To illustrate, she holds up a paper coffee container. "Was this cup called a cup, or was it called a paper stand?"

The Illustrator



In her detective work Kaeppler had an ally in a young 18th-century artist named Sarah Stone. Stone had painted hundreds of watercolors of the museum objects, all done in meticulous detail.

"What important about [Stone's] drawings is that she was so precise.

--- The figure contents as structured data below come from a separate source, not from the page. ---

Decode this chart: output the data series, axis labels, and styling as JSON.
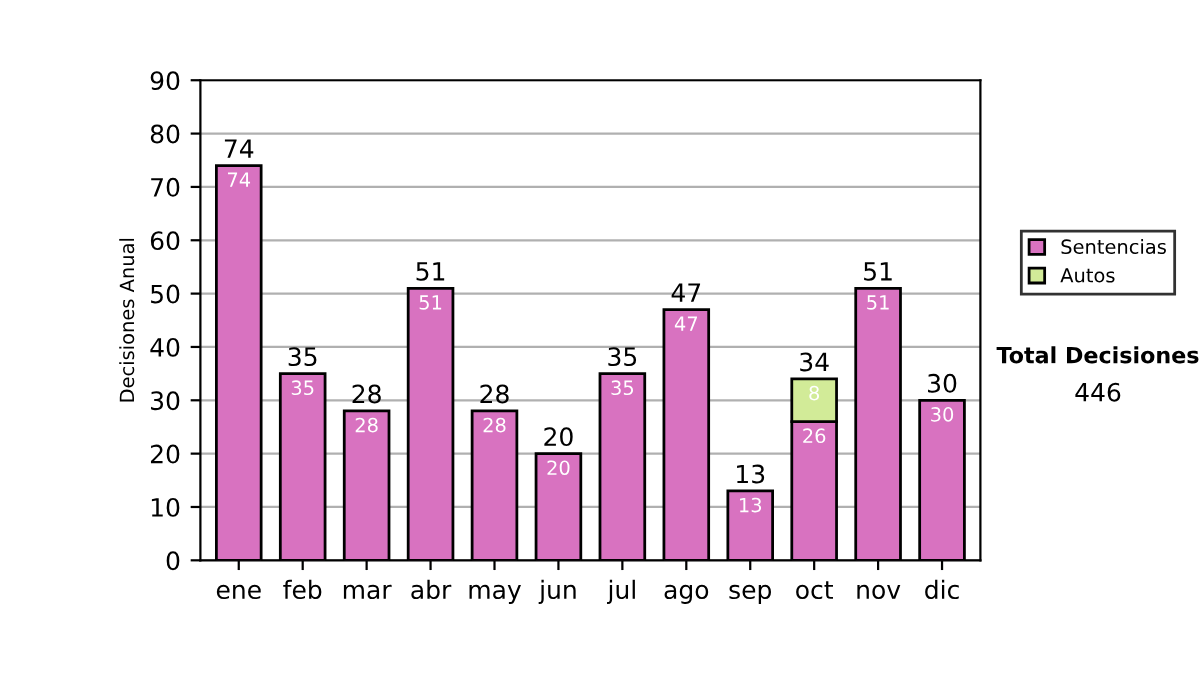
{
  "chart_data": {
    "type": "bar",
    "stacked": true,
    "ylabel": "Decisiones Anual",
    "categories": [
      "ene",
      "feb",
      "mar",
      "abr",
      "may",
      "jun",
      "jul",
      "ago",
      "sep",
      "oct",
      "nov",
      "dic"
    ],
    "series": [
      {
        "name": "Sentencias",
        "color": "#d872c0",
        "values": [
          74,
          35,
          28,
          51,
          28,
          20,
          35,
          47,
          13,
          26,
          51,
          30
        ]
      },
      {
        "name": "Autos",
        "color": "#d2eb98",
        "values": [
          null,
          null,
          null,
          null,
          null,
          null,
          null,
          null,
          null,
          8,
          null,
          null
        ]
      }
    ],
    "data_labels": true,
    "totals": [
      "74",
      "35",
      "28",
      "51",
      "28",
      "20",
      "35",
      "47",
      "13",
      "34",
      "51",
      "30"
    ],
    "ylim": [
      0,
      90
    ],
    "yticks": [
      0,
      10,
      20,
      30,
      40,
      50,
      60,
      70,
      80,
      90
    ],
    "grid": "y",
    "legend": "right",
    "annotations": [
      "Total Decisiones",
      "446"
    ]
  }
}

Especially for ethnographic objects-all of which are unique, of course-she did the details so well, that if, for example, an object had seventeen points on it, she usually did the seventeen points. Whereas other objects of its type might have twenty-five or six . . . . From her ethnographic drawings she made it easy to identify specific things."

Never-ending Search



Although Kaeppler's book on the Holophusicon is finished, her quest to find still-missing pieces of the museum's collection continues.

"Every museum I go to, I'm looking for those things that have been illustrated and not yet found."

"It's one of those things that, you'll never be done. The end will never be there."